Depending on your medical health coverage, you might have to repay a lien.

In the previous section on liens, we said that shouldn’t spend your whole settlement right away. Set aside whatever money was spent on medical bills, then wait to see if a lien is requested.

You're not expected to voluntarily repay your medical health coverage provider. To get their money back, your insurance company will have to contact you first.

Of course, they may have formally requested the lien against your personal injury settlement the moment they paid your medical bills. In that case you may immediately have to send them a check.

If your medical health coverage is through an HMO, you can often get away with repaying only a partial lien. Most private types of health care coverage, your own insurance company for instance, probably wouldn't allow this kind of partial repayment.

The process of partial lien repayment involves a few phone calls and some further negotiations. An HMO provider is usually willing to listen to you in these cases. They know that if it wasn’t for your trouble in pursuing the claim, they never would have gotten any money back at all. So, in a way, your injury settlement is actually doing them a favor.

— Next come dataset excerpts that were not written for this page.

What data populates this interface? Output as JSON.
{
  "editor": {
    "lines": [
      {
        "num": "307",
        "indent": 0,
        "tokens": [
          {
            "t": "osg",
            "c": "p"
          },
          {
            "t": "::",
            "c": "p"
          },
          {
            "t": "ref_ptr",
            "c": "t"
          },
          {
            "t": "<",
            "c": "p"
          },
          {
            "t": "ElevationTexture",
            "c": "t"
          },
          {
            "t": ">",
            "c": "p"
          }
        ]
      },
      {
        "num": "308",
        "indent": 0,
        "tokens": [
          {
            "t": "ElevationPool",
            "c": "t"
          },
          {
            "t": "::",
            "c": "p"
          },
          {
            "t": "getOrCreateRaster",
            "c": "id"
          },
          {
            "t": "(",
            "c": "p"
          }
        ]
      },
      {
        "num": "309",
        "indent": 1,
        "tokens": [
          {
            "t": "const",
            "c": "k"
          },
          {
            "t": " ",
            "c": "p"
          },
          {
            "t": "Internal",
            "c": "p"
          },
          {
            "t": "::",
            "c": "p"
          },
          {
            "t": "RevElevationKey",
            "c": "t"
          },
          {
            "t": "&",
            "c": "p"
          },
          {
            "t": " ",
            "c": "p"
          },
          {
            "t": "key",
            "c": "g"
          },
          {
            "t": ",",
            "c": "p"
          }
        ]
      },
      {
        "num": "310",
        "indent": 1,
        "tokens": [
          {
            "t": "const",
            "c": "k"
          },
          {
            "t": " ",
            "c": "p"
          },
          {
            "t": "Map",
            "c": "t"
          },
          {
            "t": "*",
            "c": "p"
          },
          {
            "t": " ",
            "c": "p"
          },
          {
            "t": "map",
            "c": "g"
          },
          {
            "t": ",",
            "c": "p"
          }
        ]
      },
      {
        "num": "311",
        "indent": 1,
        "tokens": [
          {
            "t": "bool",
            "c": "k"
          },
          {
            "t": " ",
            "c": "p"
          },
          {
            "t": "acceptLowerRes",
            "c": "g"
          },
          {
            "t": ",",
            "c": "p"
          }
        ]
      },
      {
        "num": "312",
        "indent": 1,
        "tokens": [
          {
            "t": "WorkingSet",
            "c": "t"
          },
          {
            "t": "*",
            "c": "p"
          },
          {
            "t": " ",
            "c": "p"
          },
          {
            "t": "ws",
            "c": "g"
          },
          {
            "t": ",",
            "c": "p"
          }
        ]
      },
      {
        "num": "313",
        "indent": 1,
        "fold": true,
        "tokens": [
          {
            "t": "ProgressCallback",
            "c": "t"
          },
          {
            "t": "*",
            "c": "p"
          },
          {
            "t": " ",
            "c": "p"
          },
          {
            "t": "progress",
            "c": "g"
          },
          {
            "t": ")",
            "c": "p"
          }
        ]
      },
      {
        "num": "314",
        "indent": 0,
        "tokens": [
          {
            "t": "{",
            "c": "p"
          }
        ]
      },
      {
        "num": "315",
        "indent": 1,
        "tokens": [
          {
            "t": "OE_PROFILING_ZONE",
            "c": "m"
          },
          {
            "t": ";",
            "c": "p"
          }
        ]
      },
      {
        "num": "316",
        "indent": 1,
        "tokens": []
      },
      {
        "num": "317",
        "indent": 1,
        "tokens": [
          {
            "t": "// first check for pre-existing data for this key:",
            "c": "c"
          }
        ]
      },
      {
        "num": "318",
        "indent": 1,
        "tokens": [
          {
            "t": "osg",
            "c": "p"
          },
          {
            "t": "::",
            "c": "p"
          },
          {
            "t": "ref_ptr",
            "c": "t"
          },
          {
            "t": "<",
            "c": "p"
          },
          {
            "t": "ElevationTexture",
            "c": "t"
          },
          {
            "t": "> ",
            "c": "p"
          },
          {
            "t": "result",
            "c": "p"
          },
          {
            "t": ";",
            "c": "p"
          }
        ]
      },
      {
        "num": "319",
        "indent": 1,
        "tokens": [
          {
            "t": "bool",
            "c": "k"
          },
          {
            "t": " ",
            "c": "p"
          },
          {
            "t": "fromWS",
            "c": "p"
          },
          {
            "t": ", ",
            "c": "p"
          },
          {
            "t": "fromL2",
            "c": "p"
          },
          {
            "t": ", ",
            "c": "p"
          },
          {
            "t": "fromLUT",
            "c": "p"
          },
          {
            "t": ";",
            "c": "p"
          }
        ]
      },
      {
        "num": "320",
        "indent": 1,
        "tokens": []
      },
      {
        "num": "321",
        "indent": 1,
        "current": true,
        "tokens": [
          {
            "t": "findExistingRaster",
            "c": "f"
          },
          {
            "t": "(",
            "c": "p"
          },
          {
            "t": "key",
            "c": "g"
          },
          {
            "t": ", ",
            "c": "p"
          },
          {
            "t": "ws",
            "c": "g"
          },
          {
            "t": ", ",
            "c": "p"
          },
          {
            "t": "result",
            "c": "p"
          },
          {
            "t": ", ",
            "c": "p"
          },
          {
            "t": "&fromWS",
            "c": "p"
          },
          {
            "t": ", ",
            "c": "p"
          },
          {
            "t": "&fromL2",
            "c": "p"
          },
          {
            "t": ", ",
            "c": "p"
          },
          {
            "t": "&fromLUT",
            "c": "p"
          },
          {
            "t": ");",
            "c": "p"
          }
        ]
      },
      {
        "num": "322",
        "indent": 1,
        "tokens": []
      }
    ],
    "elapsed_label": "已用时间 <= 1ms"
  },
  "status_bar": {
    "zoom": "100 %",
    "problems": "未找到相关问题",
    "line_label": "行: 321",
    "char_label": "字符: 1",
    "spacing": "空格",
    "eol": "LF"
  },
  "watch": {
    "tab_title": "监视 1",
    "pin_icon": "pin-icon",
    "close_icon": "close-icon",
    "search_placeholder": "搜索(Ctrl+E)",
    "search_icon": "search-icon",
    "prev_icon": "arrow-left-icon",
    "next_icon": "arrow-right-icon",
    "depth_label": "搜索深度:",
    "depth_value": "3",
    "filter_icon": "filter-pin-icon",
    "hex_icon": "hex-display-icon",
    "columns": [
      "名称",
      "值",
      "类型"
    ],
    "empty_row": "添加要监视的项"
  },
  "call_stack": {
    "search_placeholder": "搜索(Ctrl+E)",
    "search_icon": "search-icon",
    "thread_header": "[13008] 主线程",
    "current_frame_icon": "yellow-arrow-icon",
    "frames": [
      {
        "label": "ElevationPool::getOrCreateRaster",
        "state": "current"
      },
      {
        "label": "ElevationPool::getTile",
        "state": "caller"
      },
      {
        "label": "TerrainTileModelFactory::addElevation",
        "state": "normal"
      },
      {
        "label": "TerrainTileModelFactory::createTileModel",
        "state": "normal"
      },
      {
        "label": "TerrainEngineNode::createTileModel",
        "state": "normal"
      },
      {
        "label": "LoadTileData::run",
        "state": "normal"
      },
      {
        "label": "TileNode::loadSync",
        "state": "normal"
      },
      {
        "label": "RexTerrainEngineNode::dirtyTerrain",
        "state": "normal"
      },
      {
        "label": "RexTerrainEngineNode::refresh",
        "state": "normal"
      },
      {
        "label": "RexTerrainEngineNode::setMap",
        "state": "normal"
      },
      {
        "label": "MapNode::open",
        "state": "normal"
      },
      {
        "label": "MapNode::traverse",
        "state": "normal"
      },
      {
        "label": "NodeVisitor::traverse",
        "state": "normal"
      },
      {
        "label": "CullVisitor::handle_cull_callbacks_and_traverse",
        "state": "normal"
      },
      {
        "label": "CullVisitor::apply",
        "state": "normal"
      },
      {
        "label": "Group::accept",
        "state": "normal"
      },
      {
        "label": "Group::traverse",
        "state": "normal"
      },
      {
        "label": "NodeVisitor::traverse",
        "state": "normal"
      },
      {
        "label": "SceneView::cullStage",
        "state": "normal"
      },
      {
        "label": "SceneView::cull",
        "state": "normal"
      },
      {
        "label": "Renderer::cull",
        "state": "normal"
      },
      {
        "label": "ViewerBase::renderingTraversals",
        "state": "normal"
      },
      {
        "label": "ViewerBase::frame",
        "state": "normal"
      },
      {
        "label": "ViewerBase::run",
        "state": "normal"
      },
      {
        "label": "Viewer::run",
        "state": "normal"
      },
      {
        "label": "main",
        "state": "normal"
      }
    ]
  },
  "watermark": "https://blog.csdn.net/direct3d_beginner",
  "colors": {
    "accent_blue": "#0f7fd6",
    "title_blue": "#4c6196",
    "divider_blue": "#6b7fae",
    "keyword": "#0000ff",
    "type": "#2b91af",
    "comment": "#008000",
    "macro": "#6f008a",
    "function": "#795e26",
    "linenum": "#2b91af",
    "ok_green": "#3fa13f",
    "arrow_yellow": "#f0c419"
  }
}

You do have some leverage against HMO health coverage. There's no definitive way to determine how much of your personal injury settlement was for medical bills and how much was for pain and suffering.

So, if the total settlement was five times greater than the bills, you don’t have much room to negotiate. But, if the settlement was only two or three times the medical bills, you can argue that the medical bills were only partly covered, leaving the rest for your other damages.

Most HMOs have a policy in place that's prepared for this type of negotiation. This means that when you contact them they'll put you in touch with whoever handles their medical health coverage liens.

They're probably aware of all the arguments you'll make against paying the full lien. Make those points anyway, it definitely won’t hurt you.

If your health care coverage is through Medicare, then the wheels will turn much more slowly. As with any government organization, things can get lost in the shuffle and cases can take longer to be reviewed - but they are less likely to request a lien.

If they do, there are usually provisions in place that automatically deduct a certain percentage of the bills. So no matter what your total personal injury settlement was, they'll only request that amount (e.g. only 75% of the medical bills have to be repaid).